Dans la tradition sami, la musique comme telle n’existe pas. Le joik n’est pas une chanson, une mélodie, c’est plutôt une manière de capter un objet ou un sujet dans son entièreté. C’est l’une des plus anciennes traditions “chantées” d’Europe. Le joik possède des particularités vocales et est dédié à une personne, un animal ou un lieu. Il est pratiqué dans de nombreuses situations quotidiennes.

Exécuté a cappella, parfois accompagné du tambour traditionnel, le joik est d’abord un chant à vocation spirituelle avant de devenir un mode d’expression du peuple sami à la fin du XXe siècle. Il se divise en trois grands types de chant : le « luohti », le « vuolle » et le « leu’dd » selon l’origine géographique des tribus samis qui l’ont créé. Le chant, qui peut prendre des formes extrêmement variées, laisse une large place à l’improvisation du chanteur, appelé le joikeur.

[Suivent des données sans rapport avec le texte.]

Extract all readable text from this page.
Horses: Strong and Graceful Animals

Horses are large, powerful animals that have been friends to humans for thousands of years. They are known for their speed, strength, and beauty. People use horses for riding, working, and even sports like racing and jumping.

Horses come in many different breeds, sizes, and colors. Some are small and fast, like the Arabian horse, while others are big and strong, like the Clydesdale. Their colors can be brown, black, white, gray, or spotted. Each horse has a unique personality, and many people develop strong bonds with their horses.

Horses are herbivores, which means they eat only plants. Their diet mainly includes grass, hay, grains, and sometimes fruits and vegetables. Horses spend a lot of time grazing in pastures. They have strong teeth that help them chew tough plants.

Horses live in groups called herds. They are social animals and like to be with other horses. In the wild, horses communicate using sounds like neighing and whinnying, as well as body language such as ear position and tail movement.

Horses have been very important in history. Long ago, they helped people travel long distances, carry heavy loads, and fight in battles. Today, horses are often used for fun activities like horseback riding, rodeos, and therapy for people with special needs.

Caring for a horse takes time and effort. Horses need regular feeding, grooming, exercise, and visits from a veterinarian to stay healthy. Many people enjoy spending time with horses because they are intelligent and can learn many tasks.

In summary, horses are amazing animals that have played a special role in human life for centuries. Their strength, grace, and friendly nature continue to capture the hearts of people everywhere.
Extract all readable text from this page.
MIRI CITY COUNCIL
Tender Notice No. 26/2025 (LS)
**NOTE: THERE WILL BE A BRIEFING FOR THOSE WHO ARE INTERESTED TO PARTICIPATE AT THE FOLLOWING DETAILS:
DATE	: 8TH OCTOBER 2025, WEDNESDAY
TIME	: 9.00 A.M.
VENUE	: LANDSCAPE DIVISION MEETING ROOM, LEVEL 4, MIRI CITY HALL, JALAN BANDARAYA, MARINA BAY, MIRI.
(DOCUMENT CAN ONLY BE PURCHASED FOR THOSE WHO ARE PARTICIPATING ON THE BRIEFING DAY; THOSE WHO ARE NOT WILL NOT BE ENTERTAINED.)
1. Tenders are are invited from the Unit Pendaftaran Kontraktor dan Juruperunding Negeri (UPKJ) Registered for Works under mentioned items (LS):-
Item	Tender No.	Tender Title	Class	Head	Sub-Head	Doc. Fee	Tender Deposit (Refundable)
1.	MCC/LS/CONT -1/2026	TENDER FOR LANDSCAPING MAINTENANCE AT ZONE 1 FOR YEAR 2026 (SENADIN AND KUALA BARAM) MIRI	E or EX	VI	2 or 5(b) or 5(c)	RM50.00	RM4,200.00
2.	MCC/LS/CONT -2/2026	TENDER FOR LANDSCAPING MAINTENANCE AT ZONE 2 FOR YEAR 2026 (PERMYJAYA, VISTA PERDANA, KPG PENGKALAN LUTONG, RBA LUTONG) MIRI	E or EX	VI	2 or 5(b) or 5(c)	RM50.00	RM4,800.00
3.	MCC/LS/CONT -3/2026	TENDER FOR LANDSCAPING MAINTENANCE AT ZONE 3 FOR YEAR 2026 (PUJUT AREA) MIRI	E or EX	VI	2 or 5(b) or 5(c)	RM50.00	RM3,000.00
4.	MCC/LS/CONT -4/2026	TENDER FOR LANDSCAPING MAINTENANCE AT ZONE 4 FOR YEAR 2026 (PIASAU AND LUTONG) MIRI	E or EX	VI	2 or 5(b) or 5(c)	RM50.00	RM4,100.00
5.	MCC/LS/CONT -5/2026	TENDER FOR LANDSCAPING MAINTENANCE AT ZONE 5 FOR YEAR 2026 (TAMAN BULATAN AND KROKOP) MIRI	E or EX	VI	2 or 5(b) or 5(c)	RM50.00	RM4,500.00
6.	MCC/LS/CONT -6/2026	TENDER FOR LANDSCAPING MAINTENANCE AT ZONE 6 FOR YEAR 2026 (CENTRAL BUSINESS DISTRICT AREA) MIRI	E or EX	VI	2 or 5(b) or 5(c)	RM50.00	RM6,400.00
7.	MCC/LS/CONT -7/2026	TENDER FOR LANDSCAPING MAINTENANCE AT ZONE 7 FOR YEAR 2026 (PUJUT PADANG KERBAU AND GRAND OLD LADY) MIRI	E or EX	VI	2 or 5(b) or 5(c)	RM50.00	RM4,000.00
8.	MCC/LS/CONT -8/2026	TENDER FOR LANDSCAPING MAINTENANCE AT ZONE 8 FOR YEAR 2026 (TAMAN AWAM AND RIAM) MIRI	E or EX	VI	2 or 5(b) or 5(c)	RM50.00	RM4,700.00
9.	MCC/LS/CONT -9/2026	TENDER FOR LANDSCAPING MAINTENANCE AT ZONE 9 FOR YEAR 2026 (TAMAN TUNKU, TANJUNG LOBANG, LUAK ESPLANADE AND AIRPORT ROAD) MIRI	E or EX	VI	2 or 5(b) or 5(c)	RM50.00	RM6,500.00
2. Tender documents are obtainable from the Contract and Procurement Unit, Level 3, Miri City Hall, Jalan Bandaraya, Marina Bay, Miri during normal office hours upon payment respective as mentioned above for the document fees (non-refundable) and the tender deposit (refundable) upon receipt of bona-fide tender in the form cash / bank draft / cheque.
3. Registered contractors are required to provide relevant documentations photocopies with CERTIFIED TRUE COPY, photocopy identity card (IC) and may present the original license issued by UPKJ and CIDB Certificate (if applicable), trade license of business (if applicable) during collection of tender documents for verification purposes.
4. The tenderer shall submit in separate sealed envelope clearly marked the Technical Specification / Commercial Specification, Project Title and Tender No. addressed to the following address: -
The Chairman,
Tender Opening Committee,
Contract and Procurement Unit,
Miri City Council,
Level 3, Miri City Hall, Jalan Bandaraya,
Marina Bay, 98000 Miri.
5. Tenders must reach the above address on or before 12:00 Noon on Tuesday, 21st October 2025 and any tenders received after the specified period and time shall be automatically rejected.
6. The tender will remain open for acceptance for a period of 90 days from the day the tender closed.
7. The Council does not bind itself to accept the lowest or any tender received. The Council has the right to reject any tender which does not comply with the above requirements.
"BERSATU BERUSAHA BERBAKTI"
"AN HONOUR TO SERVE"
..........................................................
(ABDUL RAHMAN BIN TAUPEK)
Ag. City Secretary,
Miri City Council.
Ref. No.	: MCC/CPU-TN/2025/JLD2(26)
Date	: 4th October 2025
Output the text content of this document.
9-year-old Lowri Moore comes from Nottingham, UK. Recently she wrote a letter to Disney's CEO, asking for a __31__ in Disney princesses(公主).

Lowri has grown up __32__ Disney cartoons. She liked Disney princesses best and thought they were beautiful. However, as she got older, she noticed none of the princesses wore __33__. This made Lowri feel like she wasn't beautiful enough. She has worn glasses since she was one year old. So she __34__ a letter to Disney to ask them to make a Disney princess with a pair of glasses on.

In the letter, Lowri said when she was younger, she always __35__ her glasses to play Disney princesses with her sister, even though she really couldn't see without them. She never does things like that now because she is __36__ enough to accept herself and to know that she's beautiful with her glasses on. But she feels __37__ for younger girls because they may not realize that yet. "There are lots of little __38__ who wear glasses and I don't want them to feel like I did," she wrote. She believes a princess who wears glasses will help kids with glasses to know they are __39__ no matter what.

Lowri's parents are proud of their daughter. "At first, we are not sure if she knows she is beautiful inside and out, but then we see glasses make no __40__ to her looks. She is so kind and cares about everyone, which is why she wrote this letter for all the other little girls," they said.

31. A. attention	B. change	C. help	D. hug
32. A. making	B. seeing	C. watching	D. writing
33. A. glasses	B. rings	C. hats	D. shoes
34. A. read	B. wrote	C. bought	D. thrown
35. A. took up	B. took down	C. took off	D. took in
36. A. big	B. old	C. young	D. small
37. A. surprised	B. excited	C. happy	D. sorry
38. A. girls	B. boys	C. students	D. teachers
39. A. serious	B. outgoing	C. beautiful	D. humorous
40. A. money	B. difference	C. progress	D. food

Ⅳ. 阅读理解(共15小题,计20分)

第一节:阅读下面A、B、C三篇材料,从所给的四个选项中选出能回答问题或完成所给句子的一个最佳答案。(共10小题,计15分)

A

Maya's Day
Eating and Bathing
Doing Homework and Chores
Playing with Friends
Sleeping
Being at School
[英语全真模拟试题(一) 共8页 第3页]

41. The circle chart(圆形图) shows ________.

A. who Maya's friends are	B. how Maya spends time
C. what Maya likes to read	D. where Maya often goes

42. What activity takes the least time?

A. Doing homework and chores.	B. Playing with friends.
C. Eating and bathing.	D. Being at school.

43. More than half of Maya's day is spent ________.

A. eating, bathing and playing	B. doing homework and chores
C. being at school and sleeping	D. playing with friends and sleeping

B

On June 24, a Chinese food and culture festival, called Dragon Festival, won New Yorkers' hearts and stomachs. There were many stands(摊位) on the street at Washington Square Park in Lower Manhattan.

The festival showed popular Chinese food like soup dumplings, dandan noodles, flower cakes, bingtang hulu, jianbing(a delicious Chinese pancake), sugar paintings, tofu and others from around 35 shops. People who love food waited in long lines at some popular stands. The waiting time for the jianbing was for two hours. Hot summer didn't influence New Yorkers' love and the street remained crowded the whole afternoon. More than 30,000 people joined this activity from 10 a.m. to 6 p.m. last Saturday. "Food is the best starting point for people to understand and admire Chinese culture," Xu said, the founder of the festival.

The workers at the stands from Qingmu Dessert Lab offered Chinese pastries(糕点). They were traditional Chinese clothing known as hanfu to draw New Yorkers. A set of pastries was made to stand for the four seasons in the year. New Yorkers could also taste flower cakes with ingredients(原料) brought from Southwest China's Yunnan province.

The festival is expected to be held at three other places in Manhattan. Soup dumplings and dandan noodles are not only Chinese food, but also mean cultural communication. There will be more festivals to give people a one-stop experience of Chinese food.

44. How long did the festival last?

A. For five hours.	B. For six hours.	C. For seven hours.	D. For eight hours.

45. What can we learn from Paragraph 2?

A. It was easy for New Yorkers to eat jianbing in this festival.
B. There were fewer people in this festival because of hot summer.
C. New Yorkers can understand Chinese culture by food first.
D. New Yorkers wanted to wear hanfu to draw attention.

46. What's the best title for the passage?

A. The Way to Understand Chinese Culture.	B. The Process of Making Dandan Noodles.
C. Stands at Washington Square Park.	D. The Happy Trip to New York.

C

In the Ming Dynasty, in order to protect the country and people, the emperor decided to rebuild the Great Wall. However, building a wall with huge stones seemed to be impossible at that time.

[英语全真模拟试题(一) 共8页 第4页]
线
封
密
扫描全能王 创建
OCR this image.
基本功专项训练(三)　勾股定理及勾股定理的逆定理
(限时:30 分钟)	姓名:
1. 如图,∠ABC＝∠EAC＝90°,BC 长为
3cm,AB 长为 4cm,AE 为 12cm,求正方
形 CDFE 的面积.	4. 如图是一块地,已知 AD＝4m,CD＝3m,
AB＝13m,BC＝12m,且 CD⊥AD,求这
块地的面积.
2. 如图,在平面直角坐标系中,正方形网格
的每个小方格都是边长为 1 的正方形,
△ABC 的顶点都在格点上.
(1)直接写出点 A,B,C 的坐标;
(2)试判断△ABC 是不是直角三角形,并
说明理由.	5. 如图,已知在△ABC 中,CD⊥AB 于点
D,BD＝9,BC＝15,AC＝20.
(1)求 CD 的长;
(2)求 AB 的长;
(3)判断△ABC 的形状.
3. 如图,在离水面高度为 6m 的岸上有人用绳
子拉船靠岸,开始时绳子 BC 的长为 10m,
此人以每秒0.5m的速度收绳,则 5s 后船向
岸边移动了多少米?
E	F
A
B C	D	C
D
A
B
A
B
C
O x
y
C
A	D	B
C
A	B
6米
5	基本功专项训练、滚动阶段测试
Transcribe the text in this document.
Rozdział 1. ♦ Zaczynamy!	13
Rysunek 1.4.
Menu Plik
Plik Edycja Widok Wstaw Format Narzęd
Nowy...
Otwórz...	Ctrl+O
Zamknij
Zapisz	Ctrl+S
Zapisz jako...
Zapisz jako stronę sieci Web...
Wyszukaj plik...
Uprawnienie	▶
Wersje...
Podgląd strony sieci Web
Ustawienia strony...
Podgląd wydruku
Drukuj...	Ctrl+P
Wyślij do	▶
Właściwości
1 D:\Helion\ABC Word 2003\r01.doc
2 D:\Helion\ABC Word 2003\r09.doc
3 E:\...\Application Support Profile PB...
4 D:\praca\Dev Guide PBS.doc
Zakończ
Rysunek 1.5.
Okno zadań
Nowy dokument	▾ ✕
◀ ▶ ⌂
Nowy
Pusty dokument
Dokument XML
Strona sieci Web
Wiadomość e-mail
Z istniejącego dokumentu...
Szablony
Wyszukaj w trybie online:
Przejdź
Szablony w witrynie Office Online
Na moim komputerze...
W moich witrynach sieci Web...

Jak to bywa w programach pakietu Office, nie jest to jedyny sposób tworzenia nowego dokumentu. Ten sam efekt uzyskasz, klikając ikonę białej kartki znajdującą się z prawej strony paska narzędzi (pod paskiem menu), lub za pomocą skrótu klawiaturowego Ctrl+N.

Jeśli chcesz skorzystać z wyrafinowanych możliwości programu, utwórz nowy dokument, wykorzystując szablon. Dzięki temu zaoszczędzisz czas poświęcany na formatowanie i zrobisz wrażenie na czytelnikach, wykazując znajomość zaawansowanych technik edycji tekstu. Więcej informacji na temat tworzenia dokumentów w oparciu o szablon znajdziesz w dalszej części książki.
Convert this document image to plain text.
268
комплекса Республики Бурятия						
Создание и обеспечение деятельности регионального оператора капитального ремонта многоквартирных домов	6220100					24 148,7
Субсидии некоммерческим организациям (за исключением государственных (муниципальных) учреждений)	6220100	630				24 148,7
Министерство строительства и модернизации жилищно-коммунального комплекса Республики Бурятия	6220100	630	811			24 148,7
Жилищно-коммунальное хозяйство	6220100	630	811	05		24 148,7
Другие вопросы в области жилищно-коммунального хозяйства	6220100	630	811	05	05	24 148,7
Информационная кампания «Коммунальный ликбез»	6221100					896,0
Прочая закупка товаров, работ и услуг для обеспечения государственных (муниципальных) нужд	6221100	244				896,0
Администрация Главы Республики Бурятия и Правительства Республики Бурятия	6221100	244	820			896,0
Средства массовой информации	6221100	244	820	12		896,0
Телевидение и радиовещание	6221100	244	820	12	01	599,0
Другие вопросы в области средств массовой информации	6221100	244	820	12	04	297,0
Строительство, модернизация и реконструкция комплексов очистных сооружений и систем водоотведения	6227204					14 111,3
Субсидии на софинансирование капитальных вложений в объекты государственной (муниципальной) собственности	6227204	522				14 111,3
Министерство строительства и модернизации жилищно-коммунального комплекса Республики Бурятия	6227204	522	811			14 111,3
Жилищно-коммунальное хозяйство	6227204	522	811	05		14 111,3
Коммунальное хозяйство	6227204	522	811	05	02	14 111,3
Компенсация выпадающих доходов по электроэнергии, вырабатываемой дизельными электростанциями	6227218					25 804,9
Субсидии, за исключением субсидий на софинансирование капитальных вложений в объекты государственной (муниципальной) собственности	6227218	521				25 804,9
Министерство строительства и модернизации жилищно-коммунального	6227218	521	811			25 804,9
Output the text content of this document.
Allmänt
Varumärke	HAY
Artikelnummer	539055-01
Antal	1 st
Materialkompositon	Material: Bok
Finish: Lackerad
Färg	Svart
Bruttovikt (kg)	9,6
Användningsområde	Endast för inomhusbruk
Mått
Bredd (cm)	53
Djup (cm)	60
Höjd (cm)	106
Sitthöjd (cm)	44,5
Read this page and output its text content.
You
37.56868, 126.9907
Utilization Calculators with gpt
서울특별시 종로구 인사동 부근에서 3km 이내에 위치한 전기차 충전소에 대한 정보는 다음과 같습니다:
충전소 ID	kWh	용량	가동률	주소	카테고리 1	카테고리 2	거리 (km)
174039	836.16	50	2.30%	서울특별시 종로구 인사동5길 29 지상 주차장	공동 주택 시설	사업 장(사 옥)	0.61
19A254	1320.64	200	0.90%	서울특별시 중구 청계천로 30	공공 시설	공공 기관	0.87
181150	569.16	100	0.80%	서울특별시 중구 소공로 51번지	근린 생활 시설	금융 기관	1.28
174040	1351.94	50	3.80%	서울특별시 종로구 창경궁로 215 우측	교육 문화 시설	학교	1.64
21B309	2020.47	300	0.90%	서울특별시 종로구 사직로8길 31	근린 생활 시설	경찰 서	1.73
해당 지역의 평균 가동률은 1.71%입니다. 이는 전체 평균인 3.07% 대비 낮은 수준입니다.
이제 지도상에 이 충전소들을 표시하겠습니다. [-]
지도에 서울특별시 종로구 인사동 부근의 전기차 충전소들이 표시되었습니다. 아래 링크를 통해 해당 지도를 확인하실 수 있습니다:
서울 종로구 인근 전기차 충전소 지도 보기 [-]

Chaque joikeur ou joikeuse possède sa propre mélodie qui est en quelque sorte son « portrait musical ». La caractéristique principale est l’utilisation de syllabes répétées à plusieurs reprises. Si certains joiks sont constitués de véritables textes compréhensibles, il existe également des formes dans lesquelles aucun mot n’est distinct, mais qui sont composées de murmures, d’interjections et d’imitations de cris animaux scandés sur une pulsation. Le joik porte les caractéristiques des styles de chants gutturaux des peuples montagnards. Il présente des similitudes importantes avec les chants traditionnels amérindiens ou encore avec les chants de gorge des peuples inuits ou des peuples d’Asie centrale.

«Le joik, c’est le langage du cœur. La fierté.
C’est personnel. Complexe. C’est L’identité. Les souvenirs. L’âme. La spiritualité.»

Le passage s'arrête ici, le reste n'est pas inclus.